BGH, Beschluss vom 4. Februar 2016 - IX ZA 28/15 - OLG Brandenburg
LG Cottbus
ECLI:DE:BGH:2016:040216BIXZA28.15.0
- 2 -
Der IX. Zivilsenat des Bundesgerichtshofs hat durch den Vorsitzenden Richter
Prof. Dr. Kayser, die Richter Prof. Dr. Gehrlein, Vill, die Richterin Lohmann und
den Richter Dr.

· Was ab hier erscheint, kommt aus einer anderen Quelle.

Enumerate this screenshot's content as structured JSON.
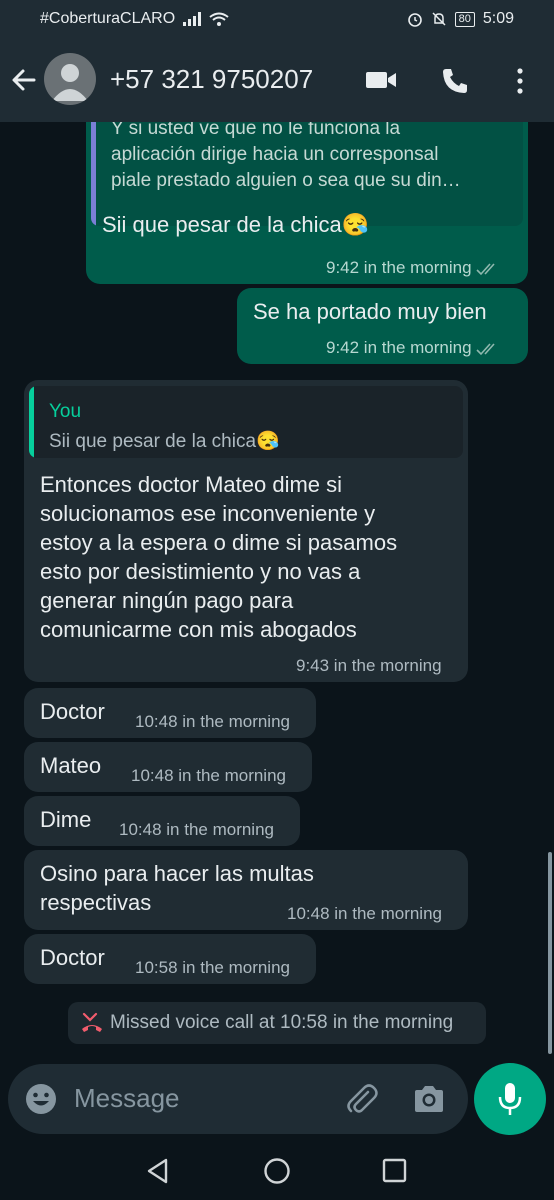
{
  "status_bar": {
    "carrier": "#CoberturaCLARO",
    "battery": "80",
    "time": "5:09"
  },
  "header": {
    "contact": "+57 321 9750207"
  },
  "messages": [
    {
      "quoted_text_lines": [
        "Y si usted ve que no le funciona la",
        "aplicación dirige hacia un corresponsal",
        "piale prestado alguien o sea que su din…"
      ],
      "text": "Sii que pesar de la chica",
      "emoji": "😪",
      "time": "9:42 in the morning"
    },
    {
      "text": "Se ha portado muy bien",
      "time": "9:42 in the morning"
    },
    {
      "quote_author": "You",
      "quote_text": "Sii que pesar de la chica",
      "quote_emoji": "😪",
      "text_lines": [
        "Entonces doctor Mateo dime si",
        "solucionamos ese inconveniente y",
        "estoy a la espera o dime si pasamos",
        "esto por desistimiento y no vas a",
        "generar ningún pago para",
        "comunicarme con mis abogados"
      ],
      "time": "9:43 in the morning"
    },
    {
      "text": "Doctor",
      "time": "10:48 in the morning"
    },
    {
      "text": "Mateo",
      "time": "10:48 in the morning"
    },
    {
      "text": "Dime",
      "time": "10:48 in the morning"
    },
    {
      "text_lines": [
        "Osino para  hacer las multas",
        "respectivas"
      ],
      "time": "10:48 in the morning"
    },
    {
      "text": "Doctor",
      "time": "10:58 in the morning"
    }
  ],
  "missed_call": "Missed voice call at 10:58 in the morning",
  "input": {
    "placeholder": "Message"
  },
  "colors": {
    "background": "#0b141a",
    "outgoing_bubble": "#005c4b",
    "incoming_bubble": "#202c33",
    "accent": "#00a884",
    "read_ticks": "#8fb8ae",
    "missed_call_icon": "#f15c6d"
  },
  "icons": [
    "back-arrow-icon",
    "avatar-icon",
    "video-call-icon",
    "phone-icon",
    "more-vert-icon",
    "emoji-icon",
    "attach-icon",
    "camera-icon",
    "mic-icon",
    "missed-call-icon",
    "back-nav-icon",
    "home-nav-icon",
    "recents-nav-icon"
  ]
}
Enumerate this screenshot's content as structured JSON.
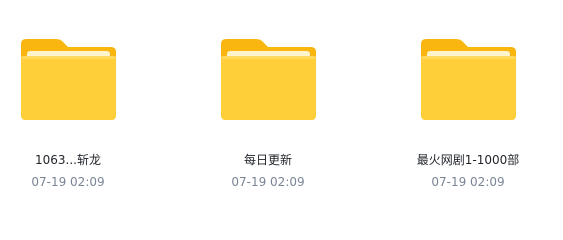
{
  "folders": [
    {
      "name": "1063...斩龙",
      "date": "07-19 02:09",
      "icon": "folder-icon"
    },
    {
      "name": "每日更新",
      "date": "07-19 02:09",
      "icon": "folder-icon"
    },
    {
      "name": "最火网剧1-1000部",
      "date": "07-19 02:09",
      "icon": "folder-icon"
    }
  ],
  "colors": {
    "folder_back": "#f9b60f",
    "folder_front": "#ffcf3a",
    "paper": "#fff4cc",
    "name_text": "#1f2329",
    "date_text": "#7a8494"
  }
}
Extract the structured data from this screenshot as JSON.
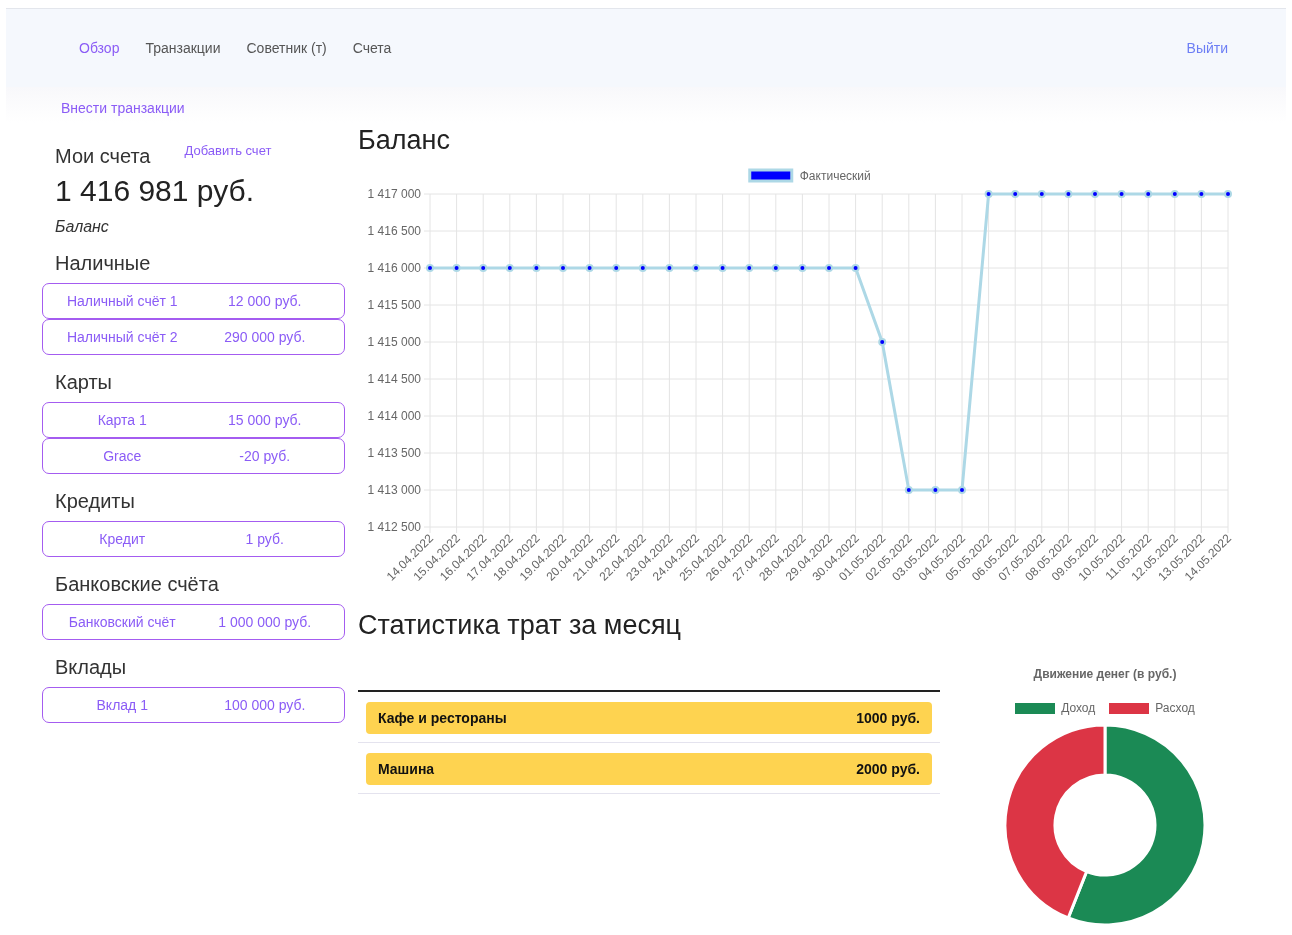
{
  "nav": {
    "items": [
      {
        "label": "Обзор",
        "selected": true
      },
      {
        "label": "Транзакции",
        "selected": false
      },
      {
        "label": "Советник (т)",
        "selected": false
      },
      {
        "label": "Счета",
        "selected": false
      }
    ],
    "logout": "Выйти"
  },
  "subnav": {
    "link": "Внести транзакции"
  },
  "accounts": {
    "title": "Мои счета",
    "add_link": "Добавить счет",
    "total": "1 416 981 руб.",
    "total_caption": "Баланс",
    "groups": [
      {
        "title": "Наличные",
        "items": [
          {
            "name": "Наличный счёт 1",
            "amount": "12 000 руб."
          },
          {
            "name": "Наличный счёт 2",
            "amount": "290 000 руб."
          }
        ]
      },
      {
        "title": "Карты",
        "items": [
          {
            "name": "Карта 1",
            "amount": "15 000 руб."
          },
          {
            "name": "Grace",
            "amount": "-20 руб."
          }
        ]
      },
      {
        "title": "Кредиты",
        "items": [
          {
            "name": "Кредит",
            "amount": "1 руб."
          }
        ]
      },
      {
        "title": "Банковские счёта",
        "items": [
          {
            "name": "Банковский счёт",
            "amount": "1 000 000 руб."
          }
        ]
      },
      {
        "title": "Вклады",
        "items": [
          {
            "name": "Вклад 1",
            "amount": "100 000 руб."
          }
        ]
      }
    ]
  },
  "balance": {
    "title": "Баланс",
    "chart_data": {
      "type": "line",
      "grid": true,
      "categories": [
        "14.04.2022",
        "15.04.2022",
        "16.04.2022",
        "17.04.2022",
        "18.04.2022",
        "19.04.2022",
        "20.04.2022",
        "21.04.2022",
        "22.04.2022",
        "23.04.2022",
        "24.04.2022",
        "25.04.2022",
        "26.04.2022",
        "27.04.2022",
        "28.04.2022",
        "29.04.2022",
        "30.04.2022",
        "01.05.2022",
        "02.05.2022",
        "03.05.2022",
        "04.05.2022",
        "05.05.2022",
        "06.05.2022",
        "07.05.2022",
        "08.05.2022",
        "09.05.2022",
        "10.05.2022",
        "11.05.2022",
        "12.05.2022",
        "13.05.2022",
        "14.05.2022"
      ],
      "series": [
        {
          "name": "Фактический",
          "color": "#add8e6",
          "marker": true,
          "values": [
            1416000,
            1416000,
            1416000,
            1416000,
            1416000,
            1416000,
            1416000,
            1416000,
            1416000,
            1416000,
            1416000,
            1416000,
            1416000,
            1416000,
            1416000,
            1416000,
            1416000,
            1415000,
            1413000,
            1413000,
            1413000,
            1417000,
            1417000,
            1417000,
            1417000,
            1417000,
            1417000,
            1417000,
            1417000,
            1417000,
            1417000
          ]
        }
      ],
      "ylim": [
        1412500,
        1417000
      ],
      "yticks": [
        {
          "value": 1412500,
          "label": "1 412 500"
        },
        {
          "value": 1413000,
          "label": "1 413 000"
        },
        {
          "value": 1413500,
          "label": "1 413 500"
        },
        {
          "value": 1414000,
          "label": "1 414 000"
        },
        {
          "value": 1414500,
          "label": "1 414 500"
        },
        {
          "value": 1415000,
          "label": "1 415 000"
        },
        {
          "value": 1415500,
          "label": "1 415 500"
        },
        {
          "value": 1416000,
          "label": "1 416 000"
        },
        {
          "value": 1416500,
          "label": "1 416 500"
        },
        {
          "value": 1417000,
          "label": "1 417 000"
        }
      ]
    }
  },
  "spending": {
    "title": "Статистика трат за месяц",
    "rows": [
      {
        "category": "Кафе и рестораны",
        "amount": "1000 руб."
      },
      {
        "category": "Машина",
        "amount": "2000 руб."
      }
    ]
  },
  "cashflow": {
    "title": "Движение денег (в руб.)",
    "legend": [
      {
        "label": "Доход",
        "color": "#1b8a55"
      },
      {
        "label": "Расход",
        "color": "#dc3545"
      }
    ]
  }
}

Schoppmeyer
am 4. Februar 2016
beschlossen:
Der Antrag des Klägers auf Bewilligung von Prozesskostenhilfe
zur Durchführung einer Nichtzulassungsbeschwerde gegen das
Urteil des 7. Zivilsenats des Brandenburgischen Oberlandesgerichts vom 23. September 2015 wird abgelehnt.
Gründe:
I.
1
Der Kläger ist Verwalter in dem über das Vermögen der U.
S.
(nachfolgend: Schuldnerin), der Mutter der Beklagten, am 4. Oktober 2012 eröffneten Insolvenzverfahren.
2
Der Großvater der Beklagten stellte der Schuldnerin auf einem Notaranderkonto einen Betrag von 305.000 € zur Verfügung, um für die Beklagten
ein Grundstück zu erwerben. Zu diesem Zweck schloss die Schuldnerin als
Käuferin mit Dr. G.
als Verkäufer einen Grundstückskaufvertrag über einen
Preis von 283.000 €. Eine Auflassung des Grundstücks an die Schuldnerin fand
nicht statt. Aufgrund einer ihr von Dr. G.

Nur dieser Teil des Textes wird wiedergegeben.